Here’s an odd pairing: Samsung and Mozilla are collaborating on a software project.
The two companies said today that together they are developing a new browser engine for Android and the ARM architecture. Called Servo, the engine will be written in Mozilla’s new Rust programming language, optimized for multi-core computing and, in the words of Mozilla CTO Brendan Eich, designed to cast aside “old assumptions” about how a browser engine should work.
An interesting project, but a more interesting alliance. What is Samsung, the world’s largest manufacturer of mobile devices running Google’s Android OS, doing collaborating on a mobile Web browser with Mozilla, which in case you’d forgotten is also hard at work on a mobile operating system? Samsung shipped 215.8 million handsets last year, and pretty much all of them ran Android. And with them it captured nearly 40 percent of the global market for smartphones, according to IDC. Given that, why is Samsung bothering with Servo, an alternative to Android’s built-in browser and Google’s Chrome?

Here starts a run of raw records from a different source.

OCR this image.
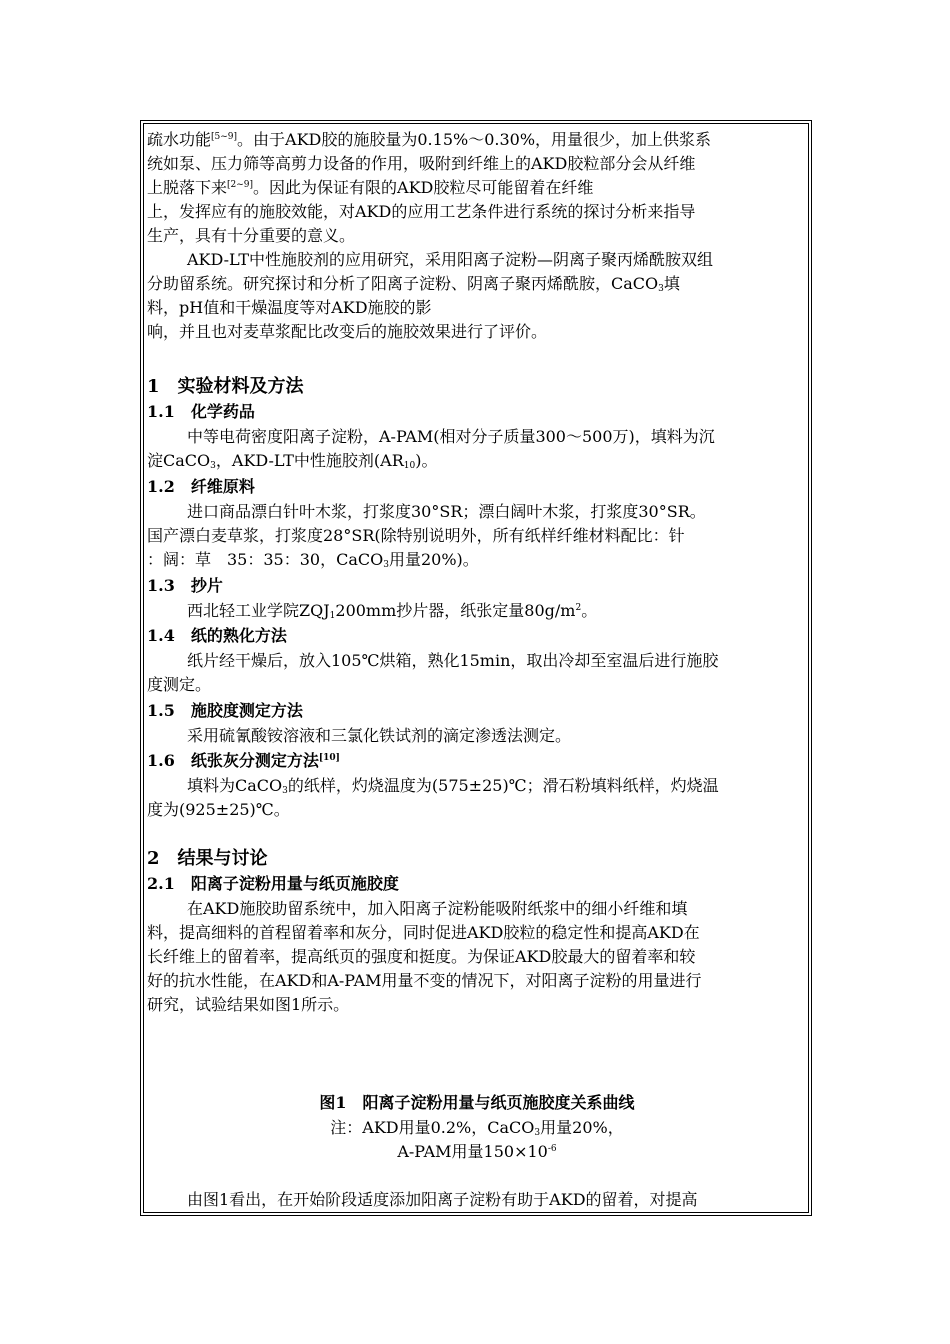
疏水功能[5~9]。由于AKD胶的施胶量为0.15%～0.30%，用量很少，加上供浆系
统如泵、压力筛等高剪力设备的作用，吸附到纤维上的AKD胶粒部分会从纤维
上脱落下来[2~9]。因此为保证有限的AKD胶粒尽可能留着在纤维
上，发挥应有的施胶效能，对AKD的应用工艺条件进行系统的探讨分析来指导
生产，具有十分重要的意义。
AKD-LT中性施胶剂的应用研究，采用阳离子淀粉—阴离子聚丙烯酰胺双组
分助留系统。研究探讨和分析了阳离子淀粉、阴离子聚丙烯酰胺，CaCO$_3$填
料，pH值和干燥温度等对AKD施胶的影
响，并且也对麦草浆配比改变后的施胶效果进行了评价。
1　实验材料及方法
1.1　化学药品
中等电荷密度阳离子淀粉，A-PAM(相对分子质量300～500万)，填料为沉
淀CaCO$_3$，AKD-LT中性施胶剂$(AR_{10})$。
1.2　纤维原料
进口商品漂白针叶木浆，打浆度30°SR；漂白阔叶木浆，打浆度30°SR。
国产漂白麦草浆，打浆度28°SR(除特别说明外，所有纸样纤维材料配比：针
：阔：草　35：35：30，CaCO$_3$用量20%)。
1.3　抄片
西北轻工业学院$ZQJ_1200mm$抄片器，纸张定量$80g/m^2$。
1.4　纸的熟化方法
纸片经干燥后，放入105℃烘箱，熟化15min，取出冷却至室温后进行施胶
度测定。
1.5　施胶度测定方法
采用硫氰酸铵溶液和三氯化铁试剂的滴定渗透法测定。
1.6　纸张灰分测定方法[10]
填料为CaCO$_3$的纸样，灼烧温度为(575±25)℃；滑石粉填料纸样，灼烧温
度为(925±25)℃。
2　结果与讨论
2.1　阳离子淀粉用量与纸页施胶度
在AKD施胶助留系统中，加入阳离子淀粉能吸附纸浆中的细小纤维和填
料，提高细料的首程留着率和灰分，同时促进AKD胶粒的稳定性和提高AKD在
长纤维上的留着率，提高纸页的强度和挺度。为保证AKD胶最大的留着率和较
好的抗水性能，在AKD和A-PAM用量不变的情况下，对阳离子淀粉的用量进行
研究，试验结果如图1所示。
图1　阳离子淀粉用量与纸页施胶度关系曲线
注：AKD用量0.2%，CaCO$_3$用量20%，
A-PAM用量$150\times 10^{-6}$
由图1看出，在开始阶段适度添加阳离子淀粉有助于AKD的留着，对提高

The most likely explanation: This is one more hedge against the company’s big bet on Android. It’s no secret that Samsung’s dominance of the Android device market is straining the company’s relationship with Google. And the company’s heavy reliance on Android could become problematic once Google starts really leveraging its Motorola Mobility acquisition. As much as Android has been a winning platform for Samsung, it’s also a vulnerability. With that in mind, the company has already begun diversifying away from Android by making devices powered by Microsoft’s Windows Phone OS and co-developing with Intel an entirely new mobile OS called Tizen. This new alliance with Mozilla is just an expansion of that effort.
“Samsung’s partnership with Mozilla … diversifies Samsung’s reliance, at least as much as possible, on Android,” Rajeev Chand, managing director at boutique investment bank Rutberg & Co., told AllThingsD. “Samsung continues to have a strategic weakness in its reliance on an ecosystem that the company does not own.”